Of all the ongoing medicinal and recreational marijuana debates in the country, whether or not pot is addictive ranks near the top of the list. Proponents of marijuana use continue to claim that it’s safe despite higher potency products and more efficient delivery systems, which create more intense highs. Shatter, a smooth, glassy marijuana concentrate that can be up to 90 percent THC (the plant’s psychoactive chemical) is the latest and most dangerous craze to hit the legal and illegal marijuana market.
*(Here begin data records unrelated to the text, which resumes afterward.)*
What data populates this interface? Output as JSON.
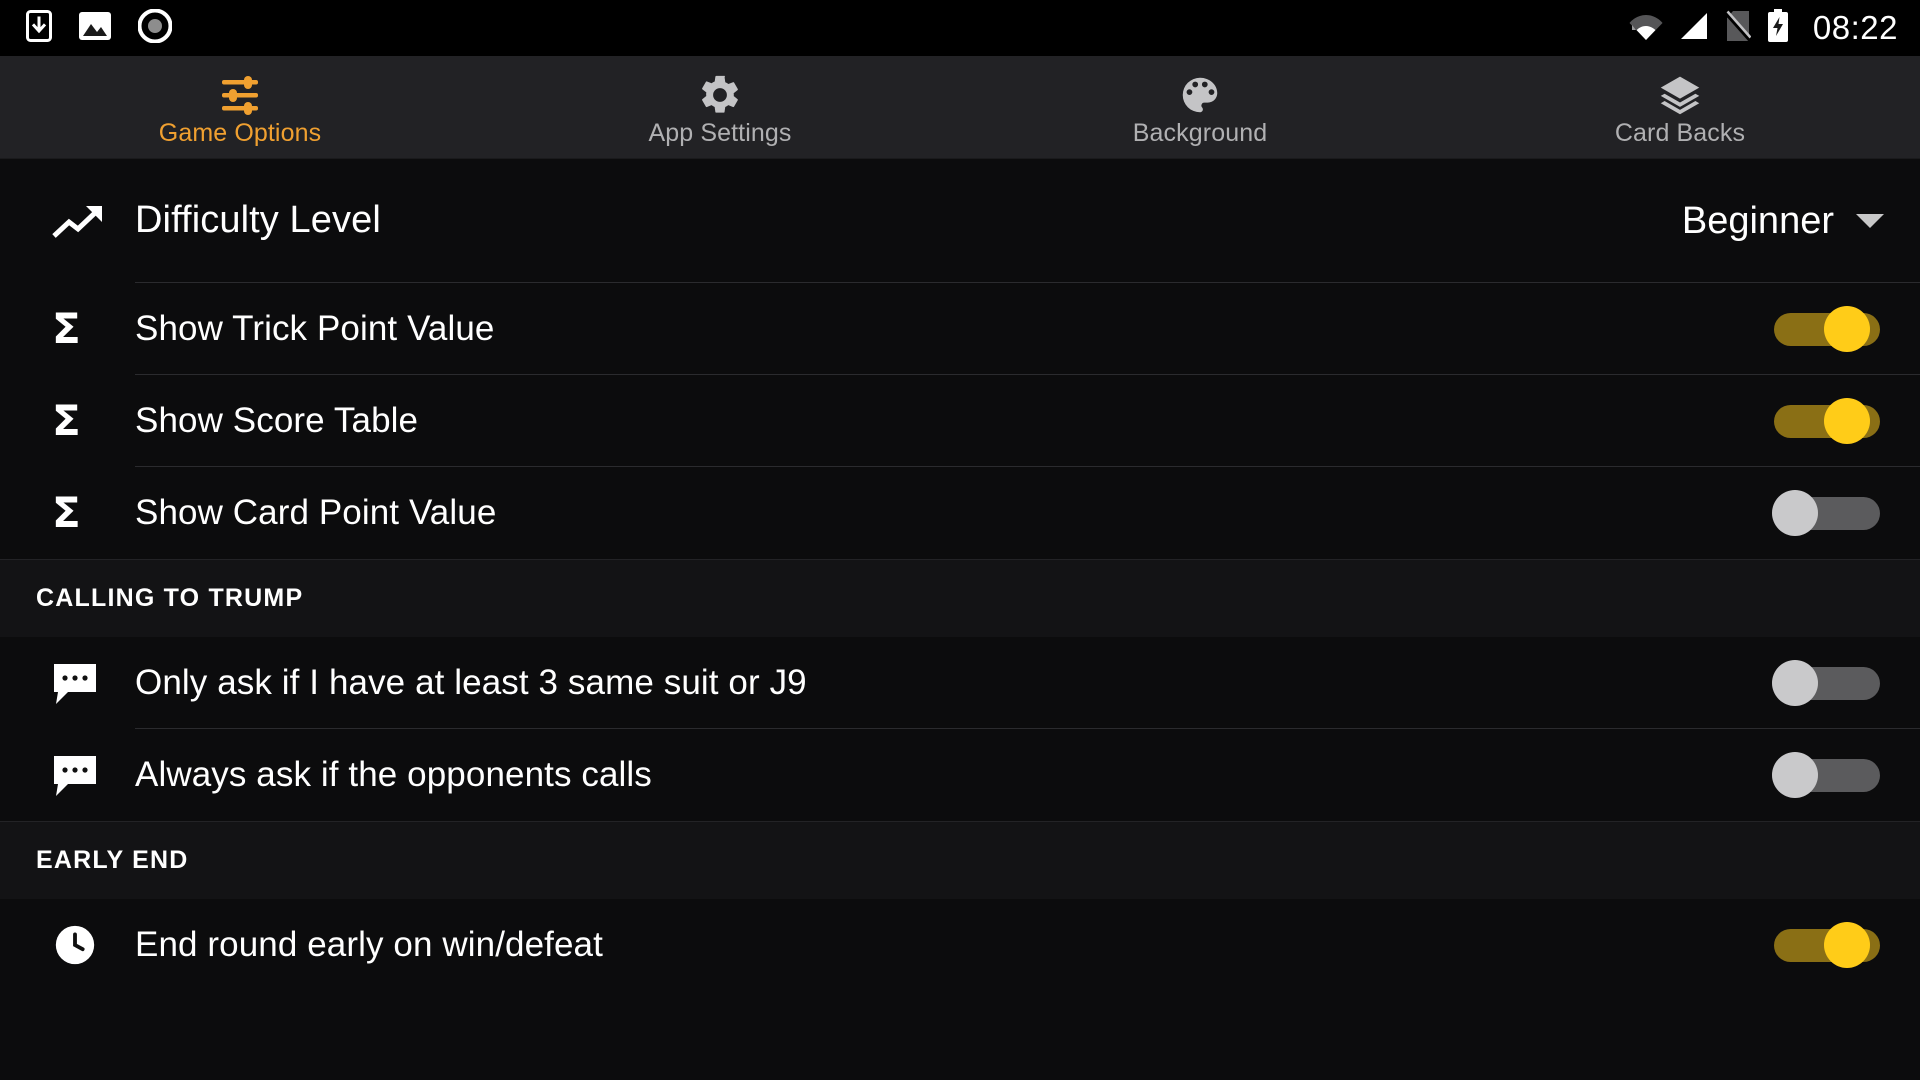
{
  "status_bar": {
    "time": "08:22",
    "left_icons": [
      "download-to-phone-icon",
      "image-icon",
      "record-icon"
    ],
    "right_icons": [
      "wifi-icon",
      "cell-signal-icon",
      "no-sim-icon",
      "battery-charging-icon"
    ],
    "background_color": "#000000"
  },
  "tabs": [
    {
      "label": "Game Options",
      "icon": "sliders-icon",
      "active": true
    },
    {
      "label": "App Settings",
      "icon": "gear-icon",
      "active": false
    },
    {
      "label": "Background",
      "icon": "palette-icon",
      "active": false
    },
    {
      "label": "Card Backs",
      "icon": "layers-icon",
      "active": false
    }
  ],
  "theme": {
    "accent": "#f0a030",
    "toggle_on_thumb": "#ffcc18",
    "toggle_on_track": "#8a6f15",
    "toggle_off_thumb": "#c9c9cb",
    "toggle_off_track": "#5b5b5d",
    "page_background": "#0c0c0d",
    "tabbar_background": "#222225"
  },
  "list": [
    {
      "type": "dropdown",
      "icon": "trending-up-icon",
      "label": "Difficulty Level",
      "value": "Beginner"
    },
    {
      "type": "switch",
      "icon": "sigma-icon",
      "label": "Show Trick Point Value",
      "state": "on"
    },
    {
      "type": "switch",
      "icon": "sigma-icon",
      "label": "Show Score Table",
      "state": "on"
    },
    {
      "type": "switch",
      "icon": "sigma-icon",
      "label": "Show Card Point Value",
      "state": "off"
    },
    {
      "type": "section",
      "label": "CALLING TO TRUMP"
    },
    {
      "type": "switch",
      "icon": "chat-bubble-icon",
      "label": "Only ask if I have at least 3 same suit or J9",
      "state": "off"
    },
    {
      "type": "switch",
      "icon": "chat-bubble-icon",
      "label": "Always ask if the opponents calls",
      "state": "off"
    },
    {
      "type": "section",
      "label": "EARLY END"
    },
    {
      "type": "switch",
      "icon": "clock-icon",
      "label": "End round early on win/defeat",
      "state": "on"
    }
  ]
}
Marijuana concentrates are referred to as “Dabs” or “Dabbing.” Creating dabs is done through a process of extraction, running solvents like butane, propane or carbon dioxide through the buds of the plant to pull out cannabinoids. The solvents are then evaporated leaving the potent resins, aka Butane Hash Oil (BHO), behind.
Ingesting these concentrates involves heating a glass nail or bong with a butane torch to temperatures ranging from 575 to 625 degrees Fahrenheit. Users then add a dab and inhale the vapor. This process is why some have called Dabbing the “crack of marijuana.”
What Are The Various Forms of Dabbing Marijuana?
- Shatter is pot resin cooled into glassy sheets, similar in appearance to hardened caramel candy. It goes through a second filtration process, which removes all the fats, lipids and waxes from the plant, making it the most potent of all the dabs.
- Budder or Wax is a creamier, waxy-like resin that’s been whipped and generally has 60 to 70 percent THC levels.
- Hash Oil is a gooey, sticky resin with a viscosity and appearance similar to that of honey. It is the least refined of the dabs.
In states where medicinal or recreational marijuana is allowed, shatter and other dabs are legal. This is likely why other states, like Virginia where pot is illegal, are seeing the concentrates more and more. In one arrest, Loudon County Sheriff’s seized a truckload of packaged marijuana and discovered 15 pounds of shatter, worth more than $270,000, among the contraband.
Yet another issue with dabs is enterprising do-it-yourselfers attempting the dangerous extraction process on their own. In Colorado, where concentrate manufacturing is strictly regulated and unregistered extraction is a felony offense, amateurs have botched the complicated process and the volatile chemicals have blown up their homes in the process. In 2014, more than 30 butane explosions were attributed to hash oil production in the state.
Because dabbing is relatively new and the federal government still categorizes marijuana as a Schedule I substance, very few, if any, medical studies have been done on its effects thus far. Among cannabis users, though, there is an awareness that dabbing is incredibly potent and can lead to uncomfortable highs, unconsciousness, added tolerance and intense withdrawal symptoms.
Prolonged use of marijuana is known to change the brain’s chemistry and lead to addiction. The National Institute on Drug Abuse reports that an estimated 4.2 million Americans are dependent on pot. Whether this is due to marijuana’s higher potency or that it’s easily accessible most anywhere in the country is yet unknown.
The message that marijuana is completely safe is simply not always the case and makes admitting they have an addiction difficult for some people. Studies have shown, however, that self-medicating with marijuana can worsen symptoms of depression, anxiety and can generally make life more difficult. The good news is that treatment for marijuana addiction can be effective in the same way it is for alcohol and other substance abuse issues.